PoP Analysis.  Even though the Tunca case arose in a defamation setting, it contains lessons for in-house and outside counsel representing medical providers in malpractice settings.  This case follows so many other decisions that narrowly interpret privilege rules and statutes.  Physicians routinely discuss post-incident information for purposes of learning what occurred and preventing repeat incidents, which is the same goal as the peer-review process.  Yet, these statements are not privileged unless made after formal institution of medical peer-review proceedings.  Counsel should endeavor to train physicians and medical staff regarding how to handle post-incident comments and discussions.  While not all states follow Illinois’ strict statutory construction, the Tunca case should serve as caution in all peer-review situations.

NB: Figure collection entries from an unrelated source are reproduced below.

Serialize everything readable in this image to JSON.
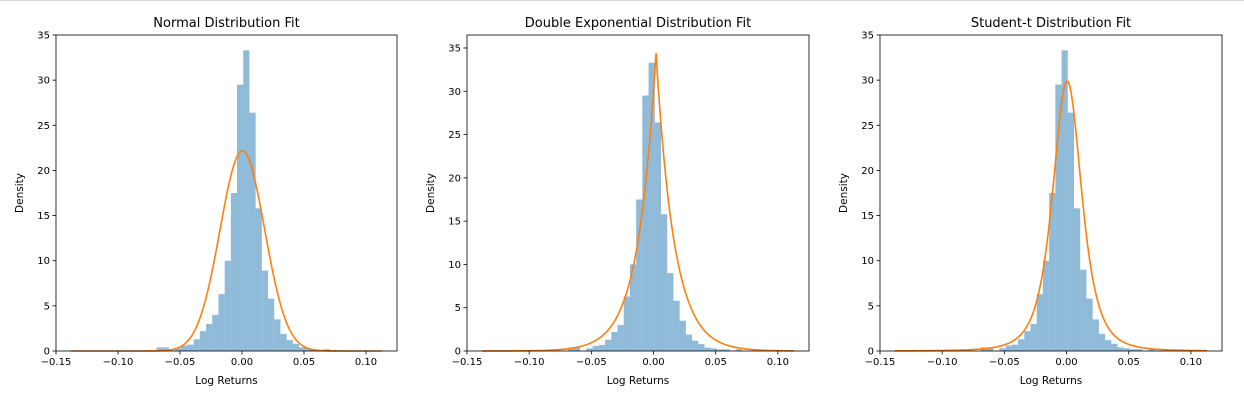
{
  "colors": {
    "histogram": "#1f77b4",
    "fit": "#ff7f0e"
  },
  "chart_data": [
    {
      "type": "bar",
      "title": "Normal Distribution Fit",
      "xlabel": "Log Returns",
      "ylabel": "Density",
      "xlim": [
        -0.15,
        0.125
      ],
      "ylim": [
        0,
        35
      ],
      "xticks": [
        -0.15,
        -0.1,
        -0.05,
        0.0,
        0.05,
        0.1
      ],
      "xtick_labels": [
        "−0.15",
        "−0.10",
        "−0.05",
        "0.00",
        "0.05",
        "0.10"
      ],
      "yticks": [
        0,
        5,
        10,
        15,
        20,
        25,
        30,
        35
      ],
      "ytick_labels": [
        "0",
        "5",
        "10",
        "15",
        "20",
        "25",
        "30",
        "35"
      ],
      "histogram": {
        "bins": [
          [
            -0.069,
            -0.064,
            0.4
          ],
          [
            -0.064,
            -0.059,
            0.4
          ],
          [
            -0.054,
            -0.049,
            0.3
          ],
          [
            -0.049,
            -0.044,
            0.6
          ],
          [
            -0.044,
            -0.039,
            0.7
          ],
          [
            -0.039,
            -0.034,
            1.3
          ],
          [
            -0.034,
            -0.029,
            2.2
          ],
          [
            -0.029,
            -0.024,
            3.0
          ],
          [
            -0.024,
            -0.019,
            4.0
          ],
          [
            -0.019,
            -0.014,
            6.3
          ],
          [
            -0.014,
            -0.009,
            10.0
          ],
          [
            -0.009,
            -0.004,
            17.5
          ],
          [
            -0.004,
            0.001,
            29.5
          ],
          [
            0.001,
            0.006,
            33.3
          ],
          [
            0.006,
            0.011,
            26.4
          ],
          [
            0.011,
            0.016,
            15.8
          ],
          [
            0.016,
            0.021,
            8.9
          ],
          [
            0.021,
            0.026,
            5.8
          ],
          [
            0.026,
            0.031,
            3.5
          ],
          [
            0.031,
            0.036,
            1.9
          ],
          [
            0.036,
            0.041,
            1.2
          ],
          [
            0.041,
            0.046,
            0.8
          ],
          [
            0.046,
            0.051,
            0.4
          ],
          [
            0.051,
            0.056,
            0.3
          ],
          [
            0.056,
            0.061,
            0.2
          ],
          [
            0.066,
            0.071,
            0.2
          ]
        ]
      },
      "fit_curve": {
        "type": "normal",
        "mu": 0.0003,
        "sigma": 0.018
      }
    },
    {
      "type": "bar",
      "title": "Double Exponential Distribution Fit",
      "xlabel": "Log Returns",
      "ylabel": "Density",
      "xlim": [
        -0.15,
        0.125
      ],
      "ylim": [
        0,
        36.5
      ],
      "xticks": [
        -0.15,
        -0.1,
        -0.05,
        0.0,
        0.05,
        0.1
      ],
      "xtick_labels": [
        "−0.15",
        "−0.10",
        "−0.05",
        "0.00",
        "0.05",
        "0.10"
      ],
      "yticks": [
        0,
        5,
        10,
        15,
        20,
        25,
        30,
        35
      ],
      "ytick_labels": [
        "0",
        "5",
        "10",
        "15",
        "20",
        "25",
        "30",
        "35"
      ],
      "histogram": {
        "bins": [
          [
            -0.069,
            -0.064,
            0.4
          ],
          [
            -0.064,
            -0.059,
            0.4
          ],
          [
            -0.054,
            -0.049,
            0.3
          ],
          [
            -0.049,
            -0.044,
            0.6
          ],
          [
            -0.044,
            -0.039,
            0.7
          ],
          [
            -0.039,
            -0.034,
            1.3
          ],
          [
            -0.034,
            -0.029,
            2.2
          ],
          [
            -0.029,
            -0.024,
            3.0
          ],
          [
            -0.024,
            -0.019,
            6.3
          ],
          [
            -0.019,
            -0.014,
            10.0
          ],
          [
            -0.014,
            -0.009,
            17.5
          ],
          [
            -0.009,
            -0.004,
            29.5
          ],
          [
            -0.004,
            0.001,
            33.3
          ],
          [
            0.001,
            0.006,
            26.4
          ],
          [
            0.006,
            0.011,
            15.8
          ],
          [
            0.011,
            0.016,
            9.0
          ],
          [
            0.016,
            0.021,
            5.8
          ],
          [
            0.021,
            0.026,
            3.5
          ],
          [
            0.026,
            0.031,
            1.9
          ],
          [
            0.031,
            0.036,
            1.2
          ],
          [
            0.036,
            0.041,
            0.8
          ],
          [
            0.041,
            0.046,
            0.4
          ],
          [
            0.046,
            0.051,
            0.3
          ],
          [
            0.051,
            0.056,
            0.2
          ],
          [
            0.056,
            0.061,
            0.2
          ],
          [
            0.066,
            0.071,
            0.2
          ]
        ]
      },
      "fit_curve": {
        "type": "laplace",
        "mu": 0.002,
        "b": 0.0145
      }
    },
    {
      "type": "bar",
      "title": "Student-t Distribution Fit",
      "xlabel": "Log Returns",
      "ylabel": "Density",
      "xlim": [
        -0.15,
        0.125
      ],
      "ylim": [
        0,
        35
      ],
      "xticks": [
        -0.15,
        -0.1,
        -0.05,
        0.0,
        0.05,
        0.1
      ],
      "xtick_labels": [
        "−0.15",
        "−0.10",
        "−0.05",
        "0.00",
        "0.05",
        "0.10"
      ],
      "yticks": [
        0,
        5,
        10,
        15,
        20,
        25,
        30,
        35
      ],
      "ytick_labels": [
        "0",
        "5",
        "10",
        "15",
        "20",
        "25",
        "30",
        "35"
      ],
      "histogram": {
        "bins": [
          [
            -0.069,
            -0.064,
            0.4
          ],
          [
            -0.064,
            -0.059,
            0.4
          ],
          [
            -0.054,
            -0.049,
            0.3
          ],
          [
            -0.049,
            -0.044,
            0.6
          ],
          [
            -0.044,
            -0.039,
            0.7
          ],
          [
            -0.039,
            -0.034,
            1.3
          ],
          [
            -0.034,
            -0.029,
            2.2
          ],
          [
            -0.029,
            -0.024,
            3.0
          ],
          [
            -0.024,
            -0.019,
            6.3
          ],
          [
            -0.019,
            -0.014,
            10.0
          ],
          [
            -0.014,
            -0.009,
            17.5
          ],
          [
            -0.009,
            -0.004,
            29.5
          ],
          [
            -0.004,
            0.001,
            33.3
          ],
          [
            0.001,
            0.006,
            26.4
          ],
          [
            0.006,
            0.011,
            15.8
          ],
          [
            0.011,
            0.016,
            9.0
          ],
          [
            0.016,
            0.021,
            5.8
          ],
          [
            0.021,
            0.026,
            3.5
          ],
          [
            0.026,
            0.031,
            1.9
          ],
          [
            0.031,
            0.036,
            1.2
          ],
          [
            0.036,
            0.041,
            0.8
          ],
          [
            0.041,
            0.046,
            0.4
          ],
          [
            0.046,
            0.051,
            0.3
          ],
          [
            0.051,
            0.056,
            0.2
          ],
          [
            0.056,
            0.061,
            0.2
          ],
          [
            0.066,
            0.071,
            0.2
          ]
        ]
      },
      "fit_curve": {
        "type": "student_t",
        "mu": 0.0005,
        "scale": 0.0123,
        "df": 3
      }
    }
  ]
}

Courts Divided–Application of Medical Peer Review Privilege in FTCA Cases Reply

Medical malpractice cases brought in federal court under the Federal Tort Claims Act (FTCA) often raise issues regarding discovery of information generated in the context of the medical peer review process.  While all 50 states recognize a medical peer review privilege, there is no federal common law peer review privilege.

But medical malpractice cases brought against the federal government under the FTCA pose unique problems.  Because the FTCA is a basis for federal question jurisdiction, claims brought under this act in federal court will be subject to federal law on evidentiary privileges.  See Menses v. U.S. Postal Serv., 942 F. Supp. 1320 (D. Nev. 1996).  And following this conflict-of-laws rule, peer review information sought in a medical malpractice case brought under the FTCA would generally find no privilege protection under federal law.  Some federal courts, however, stray from this general rule and apply state-law privileges in certain situations under the doctrine of comity.

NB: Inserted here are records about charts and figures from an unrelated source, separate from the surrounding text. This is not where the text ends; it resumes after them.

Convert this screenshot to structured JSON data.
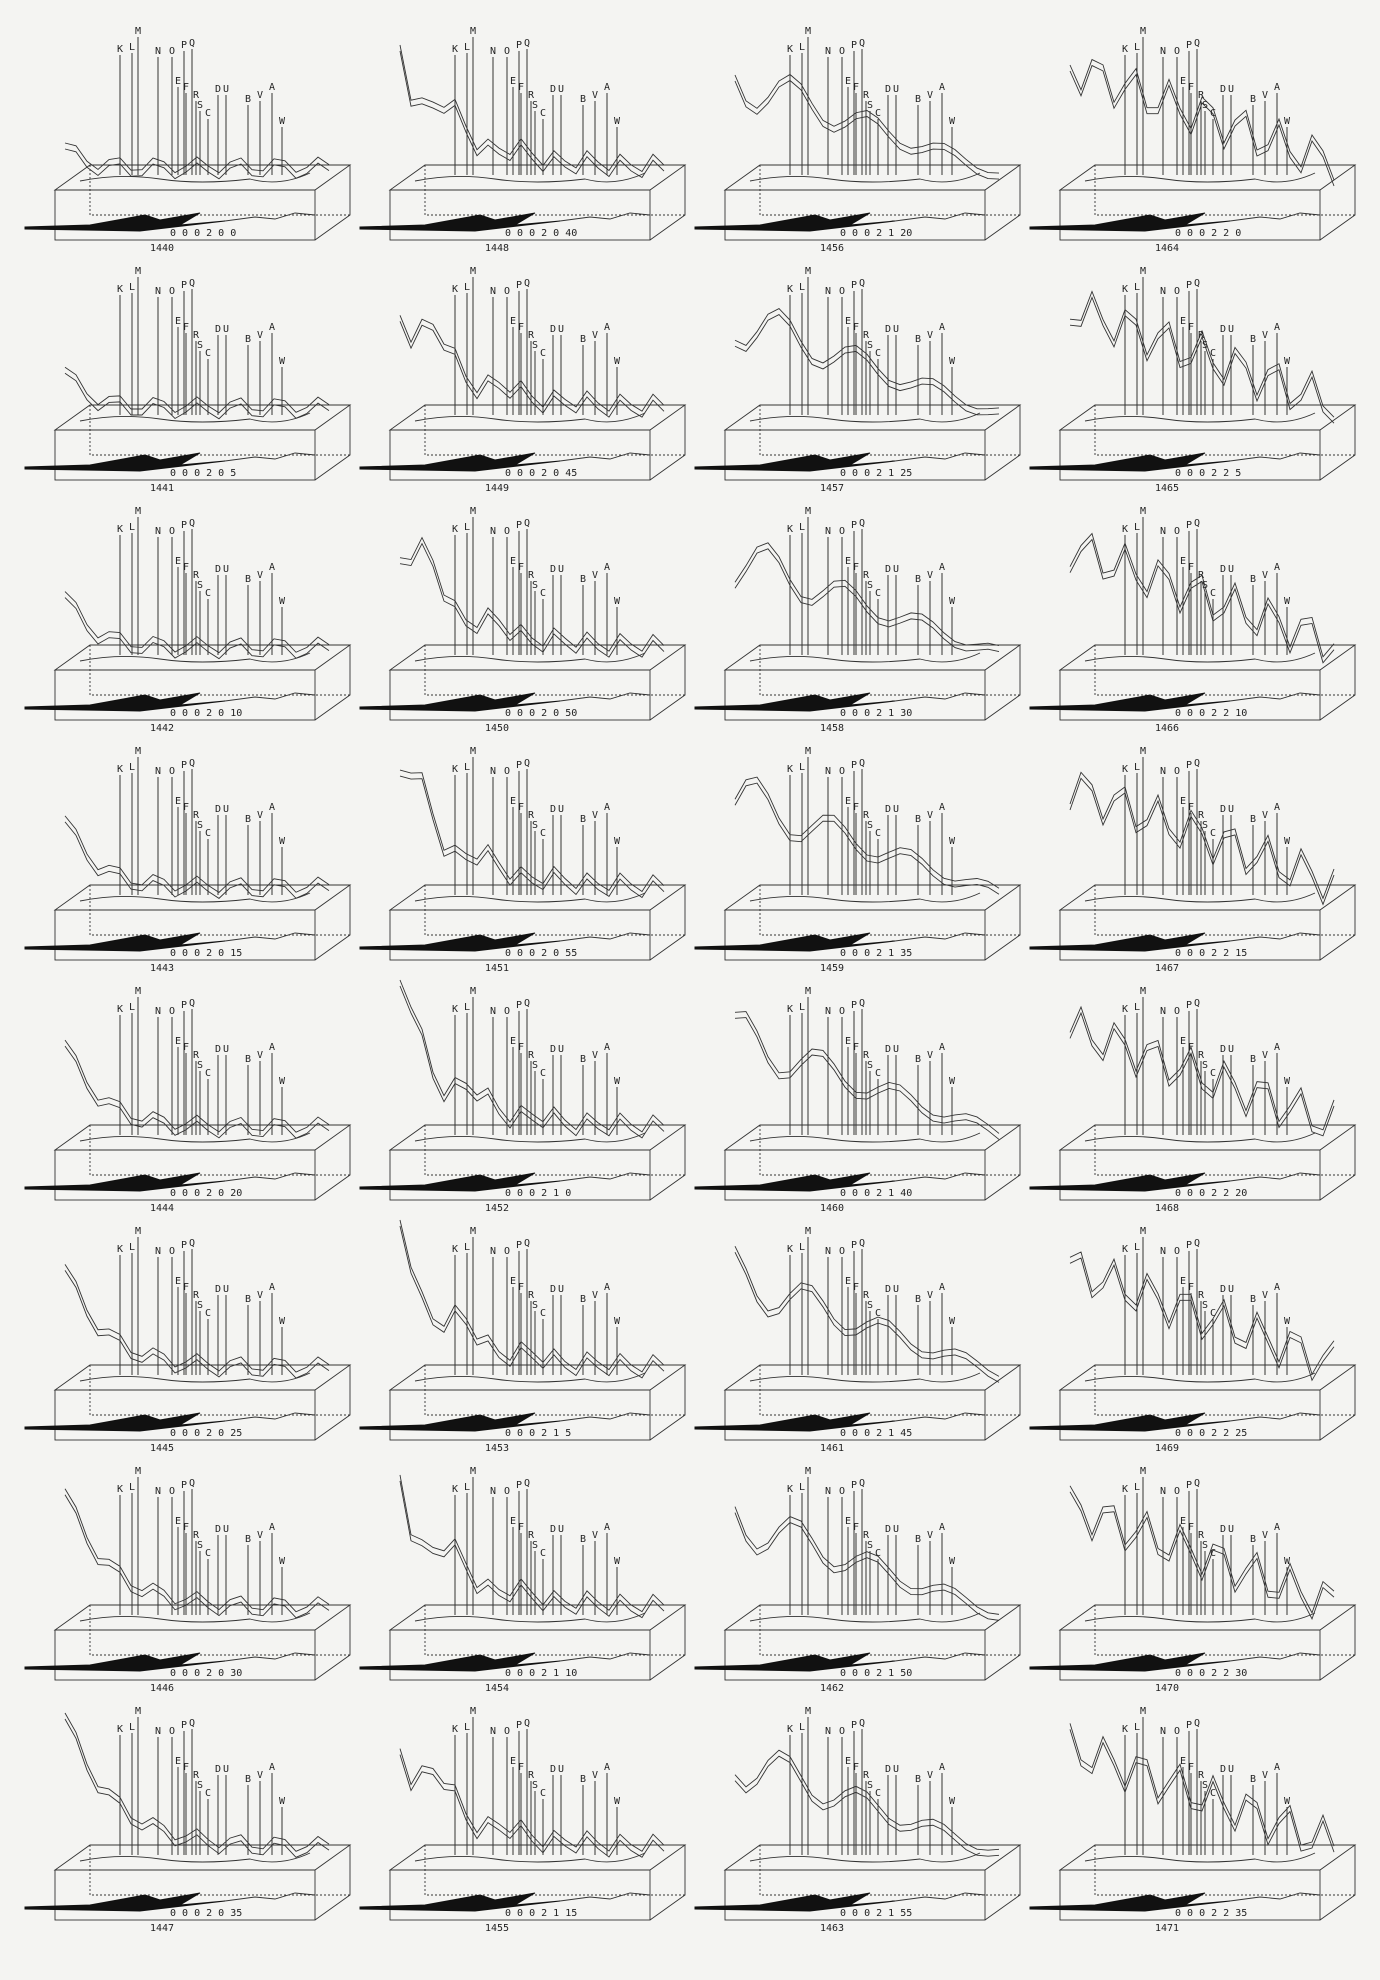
{
  "stations": [
    "K",
    "L",
    "M",
    "N",
    "O",
    "P",
    "Q",
    "E",
    "F",
    "R",
    "S",
    "D",
    "U",
    "B",
    "V",
    "A",
    "W",
    "C"
  ],
  "panels": [
    {
      "frame": "1440",
      "time": "0 0 0 2 0 0"
    },
    {
      "frame": "1441",
      "time": "0 0 0 2 0 5"
    },
    {
      "frame": "1442",
      "time": "0 0 0 2 0 10"
    },
    {
      "frame": "1443",
      "time": "0 0 0 2 0 15"
    },
    {
      "frame": "1444",
      "time": "0 0 0 2 0 20"
    },
    {
      "frame": "1445",
      "time": "0 0 0 2 0 25"
    },
    {
      "frame": "1446",
      "time": "0 0 0 2 0 30"
    },
    {
      "frame": "1447",
      "time": "0 0 0 2 0 35"
    },
    {
      "frame": "1448",
      "time": "0 0 0 2 0 40"
    },
    {
      "frame": "1449",
      "time": "0 0 0 2 0 45"
    },
    {
      "frame": "1450",
      "time": "0 0 0 2 0 50"
    },
    {
      "frame": "1451",
      "time": "0 0 0 2 0 55"
    },
    {
      "frame": "1452",
      "time": "0 0 0 2 1 0"
    },
    {
      "frame": "1453",
      "time": "0 0 0 2 1 5"
    },
    {
      "frame": "1454",
      "time": "0 0 0 2 1 10"
    },
    {
      "frame": "1455",
      "time": "0 0 0 2 1 15"
    },
    {
      "frame": "1456",
      "time": "0 0 0 2 1 20"
    },
    {
      "frame": "1457",
      "time": "0 0 0 2 1 25"
    },
    {
      "frame": "1458",
      "time": "0 0 0 2 1 30"
    },
    {
      "frame": "1459",
      "time": "0 0 0 2 1 35"
    },
    {
      "frame": "1460",
      "time": "0 0 0 2 1 40"
    },
    {
      "frame": "1461",
      "time": "0 0 0 2 1 45"
    },
    {
      "frame": "1462",
      "time": "0 0 0 2 1 50"
    },
    {
      "frame": "1463",
      "time": "0 0 0 2 1 55"
    },
    {
      "frame": "1464",
      "time": "0 0 0 2 2 0"
    },
    {
      "frame": "1465",
      "time": "0 0 0 2 2 5"
    },
    {
      "frame": "1466",
      "time": "0 0 0 2 2 10"
    },
    {
      "frame": "1467",
      "time": "0 0 0 2 2 15"
    },
    {
      "frame": "1468",
      "time": "0 0 0 2 2 20"
    },
    {
      "frame": "1469",
      "time": "0 0 0 2 2 25"
    },
    {
      "frame": "1470",
      "time": "0 0 0 2 2 30"
    },
    {
      "frame": "1471",
      "time": "0 0 0 2 2 35"
    }
  ]
}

The Illinois federal court’s decision in Sevilla v. United States, 852 F. Supp.2d 1057 (N.D. Ill. 2012), provides an informative illustration.  In this medical malpractice case against a physician employed by the United States, the federal government asserted the peer review privilege found in Illinois’ Medical Studies Act to withhold from discovery information generated as part of the peer review process.  The Court recognized that the majority of federal courts do not recognize a medical peer review privilege under the FTCA, but ultimately ruled that the government should be able to use Illinois’s peer review privilege in this medical malpractice case.  The Court held that the Supreme Court’s rejection of a federal peer review privilege in Univ. of Pennsylvania v. EEOC, 493 U.S. 182 (1990), was limited to an academic peer review privilege.  Instead, the Court followed the teaching of Jaffee v. Redmond, 518 U.S. 1 (1996), regarding criteria for recognizing new privileges, and found that recognizing a peer review privilege in the medical malpractice FTCA context met that criteria.

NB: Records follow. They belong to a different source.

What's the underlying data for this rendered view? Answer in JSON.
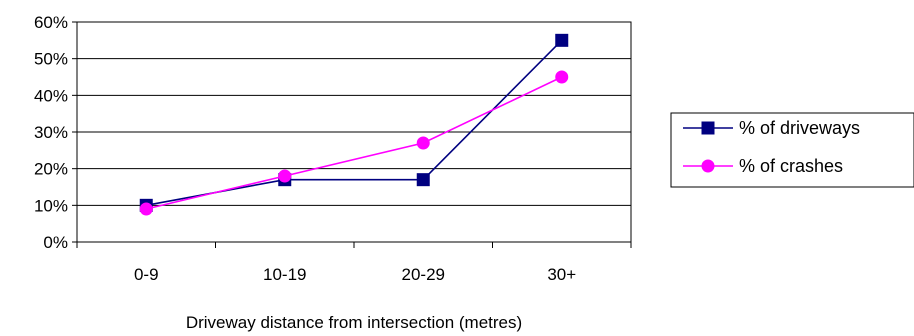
{
  "chart_data": {
    "type": "line",
    "categories": [
      "0-9",
      "10-19",
      "20-29",
      "30+"
    ],
    "series": [
      {
        "name": "% of driveways",
        "values": [
          10,
          17,
          17,
          55
        ],
        "color": "#000080",
        "marker": "square"
      },
      {
        "name": "% of crashes",
        "values": [
          9,
          18,
          27,
          45
        ],
        "color": "#ff00ff",
        "marker": "circle"
      }
    ],
    "title": "",
    "xlabel": "Driveway distance from intersection (metres)",
    "ylabel": "",
    "ylim": [
      0,
      60
    ],
    "yticks": [
      "0%",
      "10%",
      "20%",
      "30%",
      "40%",
      "50%",
      "60%"
    ],
    "grid": true,
    "legend_position": "right"
  }
}
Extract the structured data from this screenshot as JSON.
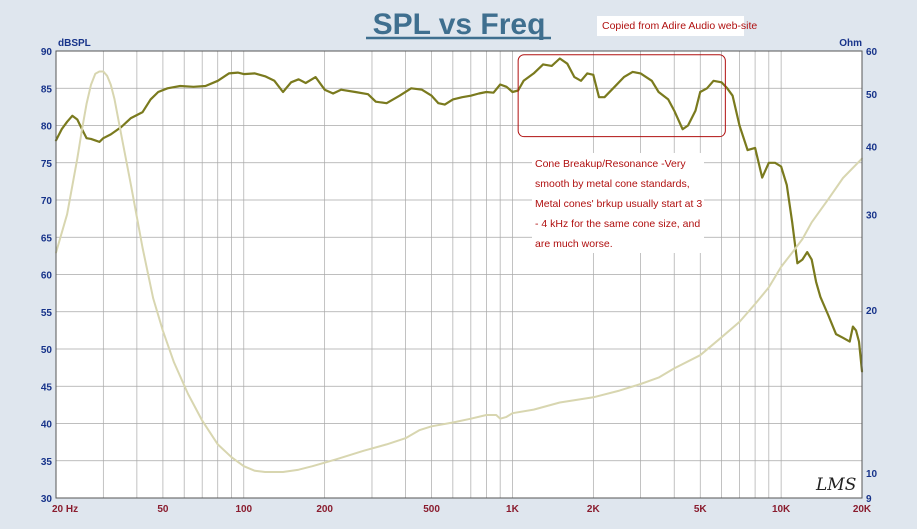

The Sevilla court limited its holding to application of the medical peer review privilege in medical malpractice cases filed under the FTCA, but the Court could have been clearer that it was applying the Illinois medical peer review as a matter of comity rather than adopting a federal common law peer review privilege.  The Court failed to address that many courts, following Jaffee, have ruled that comity may not serve as a basis to recognize a state-law privilege in federal-question cases. See, e.g., Folb v. Motion Picture Indus. Pension & Health Plans, 16 F. Supp. 2d 1164 (C.D.  Cal. 1998).  But the Court’s decision shows that federal courts are divided on the issue, and whether the peer review privilege applies in FTCA medical malpractice cases depends on the federal jurisdiction in which the case is filed.